Ligation molar ratio

Compute the insert mass needed for a target insert:vector molar ratio in a ligation, from vector mass and the two fragment lengths.

Insert mass to use

How it works

Formula

insert mass = vector mass × (insert length ÷ vector length) × molar ratio. Mass scales with length because a longer fragment has more mass per mole.

Worked example

50 ng of a 5,000 bp vector with a 1,000 bp insert at a 3:1 insert:vector ratio: 50 × (1,000 ÷ 5,000) × 3 = 30 ng of insert.

When to use it

When setting up a ligation or Gibson/assembly reaction and you need the insert mass that gives a chosen molar ratio to a known amount of vector.

Sensible defaults

Defaults use 50 ng of a 5 kb vector, a 1 kb insert and a 3:1 ratio — a common cohesive-end ligation starting point.

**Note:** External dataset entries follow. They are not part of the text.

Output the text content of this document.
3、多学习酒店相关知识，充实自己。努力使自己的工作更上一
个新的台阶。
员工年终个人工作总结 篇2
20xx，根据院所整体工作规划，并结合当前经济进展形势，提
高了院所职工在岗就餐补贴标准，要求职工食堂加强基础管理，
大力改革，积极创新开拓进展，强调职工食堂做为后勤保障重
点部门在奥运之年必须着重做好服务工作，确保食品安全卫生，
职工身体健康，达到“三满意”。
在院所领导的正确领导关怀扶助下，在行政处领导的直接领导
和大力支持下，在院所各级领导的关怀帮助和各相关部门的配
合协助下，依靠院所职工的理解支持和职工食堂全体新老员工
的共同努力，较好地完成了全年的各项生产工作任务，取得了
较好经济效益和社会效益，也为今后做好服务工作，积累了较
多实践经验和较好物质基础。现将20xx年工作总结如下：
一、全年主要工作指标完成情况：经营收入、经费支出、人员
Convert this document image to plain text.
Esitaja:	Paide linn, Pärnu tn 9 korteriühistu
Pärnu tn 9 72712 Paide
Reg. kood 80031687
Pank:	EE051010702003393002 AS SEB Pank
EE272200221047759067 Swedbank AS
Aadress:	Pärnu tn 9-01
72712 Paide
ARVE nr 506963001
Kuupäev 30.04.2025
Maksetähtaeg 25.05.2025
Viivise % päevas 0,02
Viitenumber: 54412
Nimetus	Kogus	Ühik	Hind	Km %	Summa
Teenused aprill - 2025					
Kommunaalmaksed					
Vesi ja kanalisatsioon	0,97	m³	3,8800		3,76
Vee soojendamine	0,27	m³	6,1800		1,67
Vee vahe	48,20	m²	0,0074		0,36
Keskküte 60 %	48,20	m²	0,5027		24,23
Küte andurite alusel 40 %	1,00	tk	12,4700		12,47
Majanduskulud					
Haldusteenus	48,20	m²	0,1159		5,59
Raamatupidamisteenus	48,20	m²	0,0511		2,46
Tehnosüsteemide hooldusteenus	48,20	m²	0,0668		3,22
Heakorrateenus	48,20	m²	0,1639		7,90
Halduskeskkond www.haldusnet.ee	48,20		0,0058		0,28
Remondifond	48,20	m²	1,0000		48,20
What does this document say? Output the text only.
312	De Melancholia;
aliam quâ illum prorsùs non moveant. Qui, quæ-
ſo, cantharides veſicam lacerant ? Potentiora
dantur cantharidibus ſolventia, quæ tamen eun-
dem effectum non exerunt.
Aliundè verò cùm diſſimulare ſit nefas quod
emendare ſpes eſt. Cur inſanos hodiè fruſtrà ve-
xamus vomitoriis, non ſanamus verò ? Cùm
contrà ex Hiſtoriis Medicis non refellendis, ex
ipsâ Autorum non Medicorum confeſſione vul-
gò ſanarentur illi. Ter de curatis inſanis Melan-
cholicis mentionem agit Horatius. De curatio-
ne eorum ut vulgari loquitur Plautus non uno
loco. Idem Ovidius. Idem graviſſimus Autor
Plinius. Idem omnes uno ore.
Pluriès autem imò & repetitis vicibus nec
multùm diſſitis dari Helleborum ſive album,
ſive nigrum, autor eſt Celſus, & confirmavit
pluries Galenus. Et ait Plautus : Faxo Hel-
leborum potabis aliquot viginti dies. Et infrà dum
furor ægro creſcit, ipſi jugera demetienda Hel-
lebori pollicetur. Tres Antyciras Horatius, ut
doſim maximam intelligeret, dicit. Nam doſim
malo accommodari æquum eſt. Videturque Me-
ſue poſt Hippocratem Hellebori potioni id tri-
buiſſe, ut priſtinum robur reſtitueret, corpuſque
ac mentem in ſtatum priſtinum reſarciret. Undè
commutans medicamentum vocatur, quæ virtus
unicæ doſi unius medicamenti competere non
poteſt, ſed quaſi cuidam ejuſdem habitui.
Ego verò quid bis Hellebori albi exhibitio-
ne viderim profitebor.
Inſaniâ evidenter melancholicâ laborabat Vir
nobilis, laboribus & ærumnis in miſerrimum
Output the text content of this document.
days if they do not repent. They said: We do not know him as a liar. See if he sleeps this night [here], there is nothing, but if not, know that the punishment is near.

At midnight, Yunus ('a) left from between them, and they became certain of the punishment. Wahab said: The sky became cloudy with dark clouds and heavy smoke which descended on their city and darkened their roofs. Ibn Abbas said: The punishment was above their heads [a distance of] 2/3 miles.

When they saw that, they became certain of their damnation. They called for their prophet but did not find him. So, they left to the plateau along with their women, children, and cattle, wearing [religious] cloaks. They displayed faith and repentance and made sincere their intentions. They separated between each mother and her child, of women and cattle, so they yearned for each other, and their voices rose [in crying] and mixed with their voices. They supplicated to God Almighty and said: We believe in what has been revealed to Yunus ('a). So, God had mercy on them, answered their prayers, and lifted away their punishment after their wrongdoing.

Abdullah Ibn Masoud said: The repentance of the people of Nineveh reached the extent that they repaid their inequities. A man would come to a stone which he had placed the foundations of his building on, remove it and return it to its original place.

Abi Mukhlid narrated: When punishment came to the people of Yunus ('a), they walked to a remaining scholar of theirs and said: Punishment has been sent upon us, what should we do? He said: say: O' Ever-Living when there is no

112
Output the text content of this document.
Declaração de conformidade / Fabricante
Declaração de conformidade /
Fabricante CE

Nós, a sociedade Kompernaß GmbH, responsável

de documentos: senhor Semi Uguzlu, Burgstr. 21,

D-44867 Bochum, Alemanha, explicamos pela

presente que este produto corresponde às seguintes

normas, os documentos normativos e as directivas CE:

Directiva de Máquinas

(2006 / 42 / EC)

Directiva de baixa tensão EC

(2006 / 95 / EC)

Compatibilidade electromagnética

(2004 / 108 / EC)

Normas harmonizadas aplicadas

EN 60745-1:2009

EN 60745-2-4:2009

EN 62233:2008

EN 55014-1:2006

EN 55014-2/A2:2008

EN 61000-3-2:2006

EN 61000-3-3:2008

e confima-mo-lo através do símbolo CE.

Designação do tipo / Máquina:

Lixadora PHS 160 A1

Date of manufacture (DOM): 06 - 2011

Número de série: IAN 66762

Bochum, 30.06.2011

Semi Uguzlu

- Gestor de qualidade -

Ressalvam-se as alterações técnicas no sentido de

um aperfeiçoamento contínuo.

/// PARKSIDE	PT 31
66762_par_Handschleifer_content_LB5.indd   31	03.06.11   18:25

Try 1:1 to 5:1 to optimise.

FAQ

What ratio should I use?
A 3:1 insert:vector molar ratio is a common default for cohesive-end ligations; blunt-end ligations sometimes use higher ratios. Optimise empirically.
Why does length appear in the formula?
Molar ratio is about numbers of molecules. For the same mass, a shorter fragment contains more molecules, so the mass needed scales with the insert-to-vector length ratio.